The state Department of Wildlife and Fisheries is using $3.7 million in federal funding for fisheries rehabilitation to clear debris from 400 square miles of water bottoms.
The work began in July and is now wrapping up in Cote Blanche and Vermilion bays, where about 112 square miles off the coast of Vermilion, Iberia and St. Mary parishes has been targeted for debris removal.
One day in mid-March, two boats crisscrossed the bay, dragging a short metal bar with two giant hooks each weighing 35 pounds to snag debris.

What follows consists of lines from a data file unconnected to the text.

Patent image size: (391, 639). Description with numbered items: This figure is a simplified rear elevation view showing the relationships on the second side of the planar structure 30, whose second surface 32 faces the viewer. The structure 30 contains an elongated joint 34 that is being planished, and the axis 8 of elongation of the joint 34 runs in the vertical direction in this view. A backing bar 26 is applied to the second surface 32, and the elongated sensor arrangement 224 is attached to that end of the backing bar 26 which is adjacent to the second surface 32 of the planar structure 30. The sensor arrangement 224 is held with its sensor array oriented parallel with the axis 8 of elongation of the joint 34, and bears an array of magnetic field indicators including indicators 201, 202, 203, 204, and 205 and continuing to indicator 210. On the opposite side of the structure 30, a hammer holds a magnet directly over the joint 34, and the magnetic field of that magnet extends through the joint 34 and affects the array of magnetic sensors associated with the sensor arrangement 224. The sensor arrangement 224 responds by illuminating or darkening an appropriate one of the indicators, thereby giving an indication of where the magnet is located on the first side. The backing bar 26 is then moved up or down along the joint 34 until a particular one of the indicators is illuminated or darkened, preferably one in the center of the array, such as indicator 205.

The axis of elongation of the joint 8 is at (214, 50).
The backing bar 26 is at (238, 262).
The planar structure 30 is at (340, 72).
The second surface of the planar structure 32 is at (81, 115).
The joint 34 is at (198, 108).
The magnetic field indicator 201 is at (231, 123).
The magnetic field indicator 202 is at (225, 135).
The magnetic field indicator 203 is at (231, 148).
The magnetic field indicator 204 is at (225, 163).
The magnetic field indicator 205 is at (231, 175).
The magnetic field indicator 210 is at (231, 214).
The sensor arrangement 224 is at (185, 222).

The location of the water-logged trees, old cables, pilings and lost crab traps had been pinpointed earlier by a third boat that swept the bay with sonar.
“We can pretty much tell what it is before we go after it,” said Don Beauchene, who is overseeing the work for contractor CrowderGulf.
Wildlife and Fisheries biologist Paul Cook said the project has also tapped the knowledge of area shrimp boat captains, who know from experience where their nets have snagged.
“That’s how we helped prioritize the cleanup,” he said.
The largest item removed so far is a rusting 8-foot-tall, 2,070-gallon tank, Beauchene said.
There is less debris in Vermilion Bay than in areas harder hit by the 2005 storms to the east and west.
Crews have already worked through about 300 square miles of coastal waters, including portions of Calcasieu Lake, Lake Borgne and Lake Pontchartrain, said Martin Bourgeois, a biologist with the state Department of Wildlife and Fisheries.
“Most of the effect was in Lake Pontchartrain. It was just overwhelming,” Bourgeois said. “You had entire communities literally blown into the lake.”
He said early cleanup efforts in coastal waters focused on major navigation channels, “but fishing grounds were ignored.”
The money for the marine debris project comes out of $53 million in funding from the National Oceanic and Atmospheric Administration to rehabilitate oyster beds and shrimp grounds.
“One of the most beneficial ways is to remove debris,” Bourgeois said, adding the contractor has hired mainly Louisiana fishermen to help with removal.
Marine debris has remained an issue since the storms, and similar removal projects have been performed with funds from the state Department of Natural Resources.
The U.S. Fish and Wildlife Service has hauled away tons of appliances, old tires and large chemical tanks that Hurricane Rita washed into the Sabine National Wildlife Refuge in Cameron Parish.